Abstract

During the early stages of culture, discontinuous branched half-plasmodesmata were found randomly scattered in the newly formed outer cell walls of regenerating Solanum nigrum L. protoplasts. During later culture stages, most of these “outer-wall plasmodesmata”, which had been exposed to the culture medium, disappeared, except for those near the periphery of division walls between daughter cells and those near non-division walls between secondarily associated unrelated cells. Moreover, in the peripheral parts of older division walls, there were continuous branched plasmodesmata which showed the typical morphological characteristics of secondary cell connections: several cytoplasmic strands joined in the median plane of the cell wall and were often linked by so-called median cavities. Evidence is presented that this type of continuous plasmodesma originates from the fusion of the half-plasmodesmata which persisted in the outer walls adjacent to the division wall. Due to growth of the cells after division, opposite parts of the outer walls of the daughter cells come into close contact and fuse, elongating the original division wall peripherally. Opposite half-plasmodesmata remaining in these parts of the outer wall may thereby also be brought into contact and fuse to form a continuous secondary cell connection in the secondarily coalesced wall part.

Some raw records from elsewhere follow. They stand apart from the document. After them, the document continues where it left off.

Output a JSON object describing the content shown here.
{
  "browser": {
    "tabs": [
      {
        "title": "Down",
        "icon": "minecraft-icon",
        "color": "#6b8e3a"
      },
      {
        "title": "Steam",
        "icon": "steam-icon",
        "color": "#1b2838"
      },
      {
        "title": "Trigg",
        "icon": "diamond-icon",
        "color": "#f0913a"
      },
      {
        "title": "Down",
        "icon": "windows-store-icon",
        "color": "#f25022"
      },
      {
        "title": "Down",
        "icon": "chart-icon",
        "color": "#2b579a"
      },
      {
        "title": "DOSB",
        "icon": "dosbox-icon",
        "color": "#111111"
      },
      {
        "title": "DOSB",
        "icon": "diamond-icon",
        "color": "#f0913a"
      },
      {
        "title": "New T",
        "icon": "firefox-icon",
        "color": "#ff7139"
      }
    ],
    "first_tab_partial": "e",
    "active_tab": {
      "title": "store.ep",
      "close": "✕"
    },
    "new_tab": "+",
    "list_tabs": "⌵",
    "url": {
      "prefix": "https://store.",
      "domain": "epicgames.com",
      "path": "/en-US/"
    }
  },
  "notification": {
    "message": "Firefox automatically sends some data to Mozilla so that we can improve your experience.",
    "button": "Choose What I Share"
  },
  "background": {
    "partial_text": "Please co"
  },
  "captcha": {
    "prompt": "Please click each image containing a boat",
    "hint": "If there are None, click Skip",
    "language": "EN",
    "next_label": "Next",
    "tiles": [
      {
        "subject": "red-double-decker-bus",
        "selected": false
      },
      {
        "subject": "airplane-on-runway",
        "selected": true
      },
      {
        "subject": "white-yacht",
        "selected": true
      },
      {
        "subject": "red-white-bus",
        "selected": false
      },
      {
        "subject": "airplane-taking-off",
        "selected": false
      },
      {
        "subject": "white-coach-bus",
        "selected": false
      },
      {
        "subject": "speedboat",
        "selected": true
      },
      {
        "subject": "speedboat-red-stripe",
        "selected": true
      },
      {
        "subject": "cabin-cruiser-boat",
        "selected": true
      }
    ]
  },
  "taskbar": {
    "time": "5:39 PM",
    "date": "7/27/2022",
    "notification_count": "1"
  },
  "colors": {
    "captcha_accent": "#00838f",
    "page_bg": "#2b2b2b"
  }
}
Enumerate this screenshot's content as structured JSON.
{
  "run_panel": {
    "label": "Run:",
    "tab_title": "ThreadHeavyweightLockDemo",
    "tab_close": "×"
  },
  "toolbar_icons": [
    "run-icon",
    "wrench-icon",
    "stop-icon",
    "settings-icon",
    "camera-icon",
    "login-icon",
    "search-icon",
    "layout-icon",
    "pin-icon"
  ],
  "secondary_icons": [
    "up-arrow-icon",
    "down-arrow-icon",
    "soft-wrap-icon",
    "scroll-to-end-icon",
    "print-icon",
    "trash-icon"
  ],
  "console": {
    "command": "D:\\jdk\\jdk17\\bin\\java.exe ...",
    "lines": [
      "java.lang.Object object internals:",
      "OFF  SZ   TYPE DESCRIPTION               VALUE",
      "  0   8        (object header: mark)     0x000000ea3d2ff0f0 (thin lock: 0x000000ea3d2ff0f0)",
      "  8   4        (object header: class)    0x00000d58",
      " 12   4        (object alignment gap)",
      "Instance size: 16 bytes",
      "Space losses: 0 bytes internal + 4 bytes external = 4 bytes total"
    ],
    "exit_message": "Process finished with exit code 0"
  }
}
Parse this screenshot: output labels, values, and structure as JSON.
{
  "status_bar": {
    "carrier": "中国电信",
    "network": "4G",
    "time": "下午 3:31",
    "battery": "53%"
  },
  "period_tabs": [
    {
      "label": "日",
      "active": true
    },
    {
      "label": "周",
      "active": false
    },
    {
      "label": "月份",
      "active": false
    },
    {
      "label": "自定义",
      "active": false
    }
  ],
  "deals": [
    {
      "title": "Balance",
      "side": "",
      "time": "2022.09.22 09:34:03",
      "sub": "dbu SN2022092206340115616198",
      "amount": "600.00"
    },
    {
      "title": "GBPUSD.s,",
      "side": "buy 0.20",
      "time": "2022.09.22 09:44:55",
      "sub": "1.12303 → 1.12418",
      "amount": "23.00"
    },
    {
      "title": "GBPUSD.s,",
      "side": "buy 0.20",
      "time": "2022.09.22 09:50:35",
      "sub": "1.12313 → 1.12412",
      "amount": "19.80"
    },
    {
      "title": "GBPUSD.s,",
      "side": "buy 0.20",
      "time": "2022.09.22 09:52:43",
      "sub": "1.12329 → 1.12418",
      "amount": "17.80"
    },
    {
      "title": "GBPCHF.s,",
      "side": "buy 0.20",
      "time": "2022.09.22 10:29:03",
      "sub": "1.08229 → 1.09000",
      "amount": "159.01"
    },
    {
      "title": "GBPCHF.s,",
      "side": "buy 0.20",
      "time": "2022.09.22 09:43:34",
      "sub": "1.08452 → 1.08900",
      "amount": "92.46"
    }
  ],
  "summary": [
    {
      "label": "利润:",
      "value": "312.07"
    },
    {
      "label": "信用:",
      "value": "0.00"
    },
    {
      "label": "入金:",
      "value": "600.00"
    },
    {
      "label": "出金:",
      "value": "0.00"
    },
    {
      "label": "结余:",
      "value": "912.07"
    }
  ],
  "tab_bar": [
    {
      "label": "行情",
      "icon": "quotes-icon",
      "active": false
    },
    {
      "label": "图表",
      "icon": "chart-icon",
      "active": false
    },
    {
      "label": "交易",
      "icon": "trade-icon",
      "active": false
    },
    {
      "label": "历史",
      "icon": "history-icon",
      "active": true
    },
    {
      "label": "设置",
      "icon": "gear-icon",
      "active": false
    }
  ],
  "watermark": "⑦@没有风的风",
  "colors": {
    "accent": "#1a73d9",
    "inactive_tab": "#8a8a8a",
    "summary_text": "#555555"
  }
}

Our assumption is supported by further experiments: (i) longterm video observations of living cells showed differences in the development of the shapes of regenerating cells and (ii) electron-microscopical investigations showed differences in the frequency of the, presumably secondary, cell connections in the peripheral parts of the division walls — both related to the firmness of the embedding medium. In the central parts of division walls, unbranched primary cell connections were found as well as a second type of continuous branched plasmodesma showing an entirely different branching pattern: the region of the middle lamella was always traversed by straight, unbranched parts of these plasmodesmata and the branches occurred exclusively within the younger wall layers. Evidence is given that these branches are modifications of originally unbranched primary plasmodesmata, developing during subsequent thickening of the division wall.